As the film opens, shady businessman Nakae (Daisuke Kato) approaches local real estate agent Kikyo (Jiro Tamiya) with an unusual business proposition. It seems that someone wants to build a factory on a large stretch of land currently owned by a number of farmers and other small concerns. Nakae wants to buy it up, but he’s afraid he won’t get a good price as an outsider and wants Kikyo to handle things on the ground. Kikyo is a little confused by Nakae’s intention to offer a significant sum of money to the farmers while proposing a sizeable commission to him, but eventually decides to go along with it. Everything goes to plan – it’s a not a scam, the farmers get their money, and everyone’s happy. Everyone except Kikyo, that is, who loses everything playing the stock market. It’s then he’s contacted by a disgruntled farmer who realises he might have been able to get more because it turns out the land wasn’t purchased for a factory, but for a second line on the Shinkansen. Nakae took their land and sold it on to the government at huge profit.
Kikyo is extremely pissed off even though he was originally happy with the money he received and the reasons he lost it are nothing at all to do with Nakae. He gets straight on a train (not a Shinkansen) to Tokyo to confront him, but only gets the brush off and an offer of token hush money when Nakae realises Kikyo could cause a problem, something he is apparently keen to do because he starts connecting the dots between the elegant young woman he saw delivering envelopes to Nakae and a senior executive at the rail office.
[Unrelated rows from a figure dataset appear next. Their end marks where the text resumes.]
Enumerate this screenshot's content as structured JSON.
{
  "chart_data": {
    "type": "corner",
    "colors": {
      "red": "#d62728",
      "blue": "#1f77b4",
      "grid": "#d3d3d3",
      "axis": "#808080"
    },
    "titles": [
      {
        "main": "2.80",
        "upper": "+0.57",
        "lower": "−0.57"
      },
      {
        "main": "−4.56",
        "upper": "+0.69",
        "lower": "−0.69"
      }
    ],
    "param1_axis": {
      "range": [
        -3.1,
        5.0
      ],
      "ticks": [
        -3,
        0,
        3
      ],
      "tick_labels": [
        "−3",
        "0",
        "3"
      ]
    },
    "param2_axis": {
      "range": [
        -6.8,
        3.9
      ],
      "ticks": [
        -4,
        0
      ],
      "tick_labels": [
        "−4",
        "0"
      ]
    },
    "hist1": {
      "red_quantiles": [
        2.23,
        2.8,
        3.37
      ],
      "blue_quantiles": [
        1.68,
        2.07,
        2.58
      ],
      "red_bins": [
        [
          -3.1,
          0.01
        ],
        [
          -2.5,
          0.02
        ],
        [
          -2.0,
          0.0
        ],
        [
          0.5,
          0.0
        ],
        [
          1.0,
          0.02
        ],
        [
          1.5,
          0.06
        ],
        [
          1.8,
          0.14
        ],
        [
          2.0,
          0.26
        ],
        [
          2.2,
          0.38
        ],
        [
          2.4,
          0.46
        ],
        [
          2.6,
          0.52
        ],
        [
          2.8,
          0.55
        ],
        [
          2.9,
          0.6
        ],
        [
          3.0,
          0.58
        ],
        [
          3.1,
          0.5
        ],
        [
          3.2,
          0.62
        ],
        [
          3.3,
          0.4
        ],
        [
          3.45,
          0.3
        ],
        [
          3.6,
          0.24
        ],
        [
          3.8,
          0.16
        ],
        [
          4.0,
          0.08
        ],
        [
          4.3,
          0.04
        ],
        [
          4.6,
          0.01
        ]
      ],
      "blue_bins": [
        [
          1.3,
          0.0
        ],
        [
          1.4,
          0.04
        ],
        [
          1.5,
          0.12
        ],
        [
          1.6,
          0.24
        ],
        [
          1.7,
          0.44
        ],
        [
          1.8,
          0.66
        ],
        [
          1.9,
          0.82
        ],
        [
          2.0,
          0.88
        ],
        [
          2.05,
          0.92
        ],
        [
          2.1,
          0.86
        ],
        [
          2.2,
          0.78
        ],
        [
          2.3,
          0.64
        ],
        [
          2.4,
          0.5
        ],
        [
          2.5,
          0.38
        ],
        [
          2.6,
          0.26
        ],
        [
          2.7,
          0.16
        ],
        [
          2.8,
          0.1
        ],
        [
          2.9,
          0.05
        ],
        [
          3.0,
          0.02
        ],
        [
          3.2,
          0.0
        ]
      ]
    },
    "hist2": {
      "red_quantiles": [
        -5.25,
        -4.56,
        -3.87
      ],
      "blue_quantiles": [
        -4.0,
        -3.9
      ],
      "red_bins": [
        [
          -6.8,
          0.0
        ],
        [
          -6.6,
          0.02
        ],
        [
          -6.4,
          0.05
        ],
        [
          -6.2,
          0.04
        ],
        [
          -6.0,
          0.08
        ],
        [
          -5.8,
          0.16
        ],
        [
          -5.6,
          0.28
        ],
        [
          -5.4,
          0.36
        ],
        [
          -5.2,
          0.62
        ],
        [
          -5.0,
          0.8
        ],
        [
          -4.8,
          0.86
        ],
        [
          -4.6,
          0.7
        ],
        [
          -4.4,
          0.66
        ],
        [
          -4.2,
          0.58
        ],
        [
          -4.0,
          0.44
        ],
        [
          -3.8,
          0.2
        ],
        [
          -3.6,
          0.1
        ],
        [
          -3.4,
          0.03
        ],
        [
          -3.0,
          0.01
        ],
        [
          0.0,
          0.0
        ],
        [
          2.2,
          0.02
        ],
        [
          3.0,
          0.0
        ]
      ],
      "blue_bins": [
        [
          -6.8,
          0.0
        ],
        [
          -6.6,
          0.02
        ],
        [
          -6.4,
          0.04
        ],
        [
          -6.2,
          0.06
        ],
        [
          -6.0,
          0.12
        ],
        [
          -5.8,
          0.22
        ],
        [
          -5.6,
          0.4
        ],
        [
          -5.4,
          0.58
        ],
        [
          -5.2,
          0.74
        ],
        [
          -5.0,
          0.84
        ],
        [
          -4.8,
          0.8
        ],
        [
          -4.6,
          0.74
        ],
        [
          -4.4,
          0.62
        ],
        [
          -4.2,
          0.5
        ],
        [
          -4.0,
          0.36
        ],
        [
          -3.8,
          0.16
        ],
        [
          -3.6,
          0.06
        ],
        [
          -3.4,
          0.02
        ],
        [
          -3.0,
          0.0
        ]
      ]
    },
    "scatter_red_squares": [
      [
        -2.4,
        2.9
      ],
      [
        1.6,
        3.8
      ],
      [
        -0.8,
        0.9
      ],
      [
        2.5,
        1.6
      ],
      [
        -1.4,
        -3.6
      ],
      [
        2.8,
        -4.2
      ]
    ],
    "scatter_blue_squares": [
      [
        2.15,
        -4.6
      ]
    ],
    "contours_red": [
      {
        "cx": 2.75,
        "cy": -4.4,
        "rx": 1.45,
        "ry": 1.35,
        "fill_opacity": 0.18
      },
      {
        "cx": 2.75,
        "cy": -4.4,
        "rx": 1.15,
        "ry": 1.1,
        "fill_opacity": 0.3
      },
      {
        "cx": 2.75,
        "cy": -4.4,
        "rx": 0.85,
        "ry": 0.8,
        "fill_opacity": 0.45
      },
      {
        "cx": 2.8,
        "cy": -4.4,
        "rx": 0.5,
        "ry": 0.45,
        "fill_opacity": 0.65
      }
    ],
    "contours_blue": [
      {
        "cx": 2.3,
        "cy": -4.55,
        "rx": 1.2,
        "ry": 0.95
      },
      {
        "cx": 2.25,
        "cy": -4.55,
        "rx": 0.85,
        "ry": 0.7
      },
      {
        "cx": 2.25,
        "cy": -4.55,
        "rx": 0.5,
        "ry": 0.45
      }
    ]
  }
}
Needless to say, Nakae is a totally immoral, not quite conman chancer with the gift of the gab. He approached Kikyo with the job because he’d done his research and knew he’d take the bait. Kikyo already had a failed business behind him and desperately wanted to succeed. In the end he’d find it too difficult to resist the temptation of such a big contract even if he had his doubts, and his greed might prevent him asking too many questions. What Nakae didn’t bank on, however, was the depth of his resentment when he realised he’d been used and then cheated.
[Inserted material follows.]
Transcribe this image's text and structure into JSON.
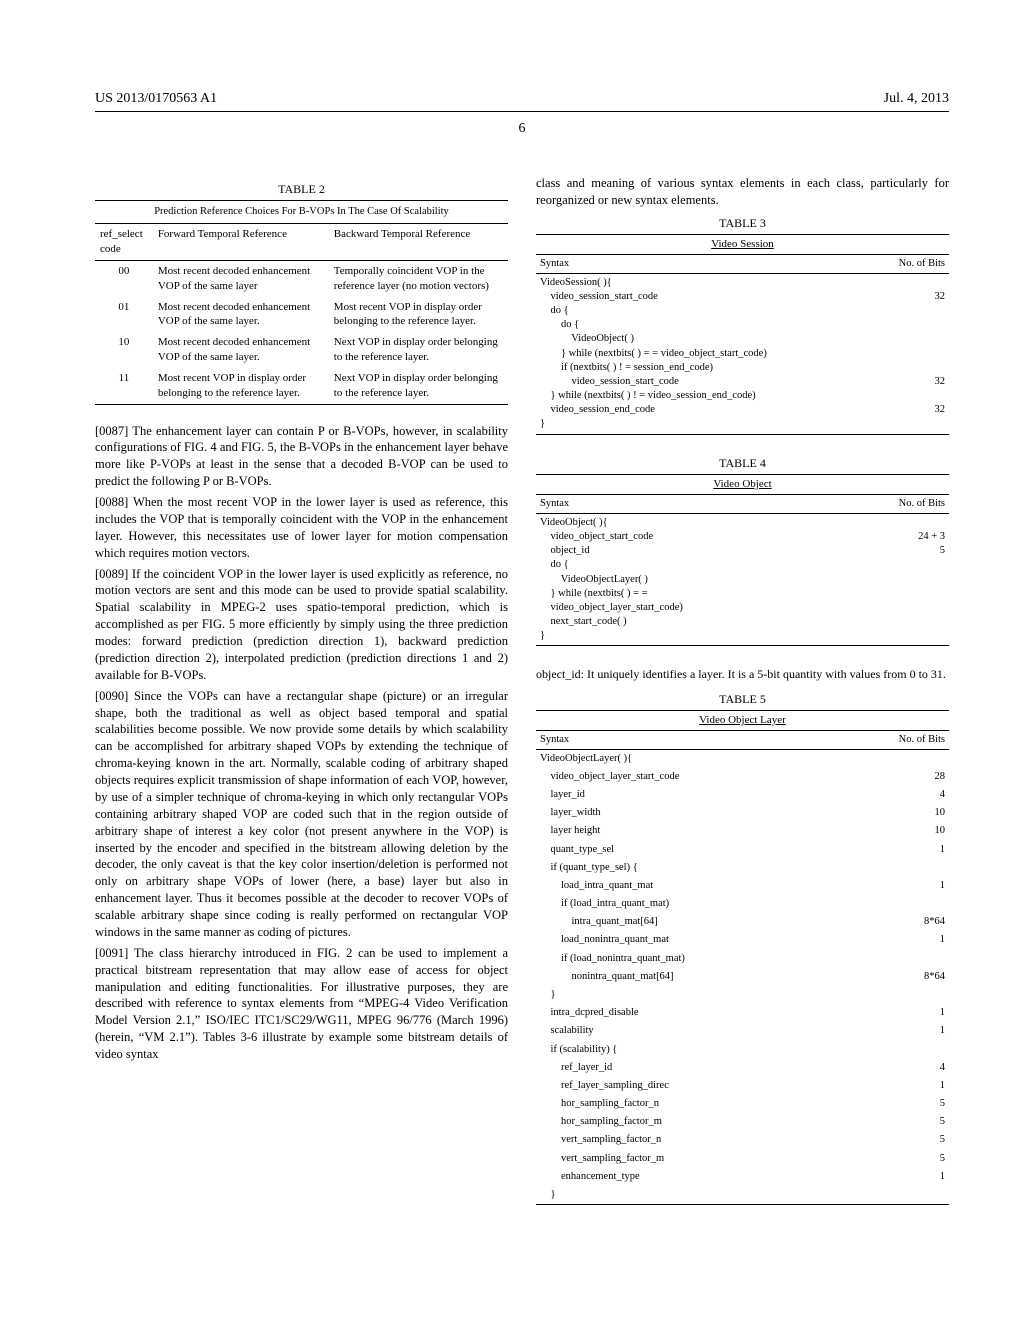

“Large corporations are the new Daimyo” Kikyo tells his later accomplice, Yoko (Yukiko Fuji), Nakae’s former squeeze. He quit his salaryman job because he wanted to be his own boss, but feels like the world has pulled away from people like him, forever denying them a ticket on the Shinkansen, allowing them only to ride the now ironically named “super express”. Yoko feels something similar. She’s refused marriage after coming to the conclusion that men can’t be relied on – her father died in an accident when she was 11 after which her now bedridden mother raised her alone by working as a maid, and an ill-advised “affair” with a married university professor who took advantage of her naivety only further convinced her that she’s better off a free agent. Yoko wants total independence and the opportunity to start a business of her own, which is why she agreed to team up with Nakae to become the mistress of her boss at the rail company, Zaitsu (Eiji Funakoshi), who’d taken a liking to her and is the classic sad middle-aged salaryman with a wife suffering from TB he’d long since grown apart from.
“There’s nothing more important than life” Nakae later grimly admits, trying to save his own skin, but it’s too little too late. Previously, he’d claimed he was “ready to commit any crime for money”, but mainly thrived on sadistic machinations setting up complex blackmail plots lined with little bombs he could set off if and when the occasion called. Kikyo takes him on at his own game, blackmailing the blackmailer, never really intending to expose the corruption only to parasitically profit from it. What he discovers is there was a much higher price to be paid than he realised because Nakae was only ever a middle man. The people at the top of the tree won’t want to pay at all and they think they don’t have to because “peasants” are expendable. Eventually turning to the police, he finds himself thanked for his service but is forced to admit that he only really wanted the money until he realised how far others were willing to go to get it. Spotting the shiny new Shinkansen rocketing past his widow seat on the super express, all he can do is lower the blind and try to get some sleep.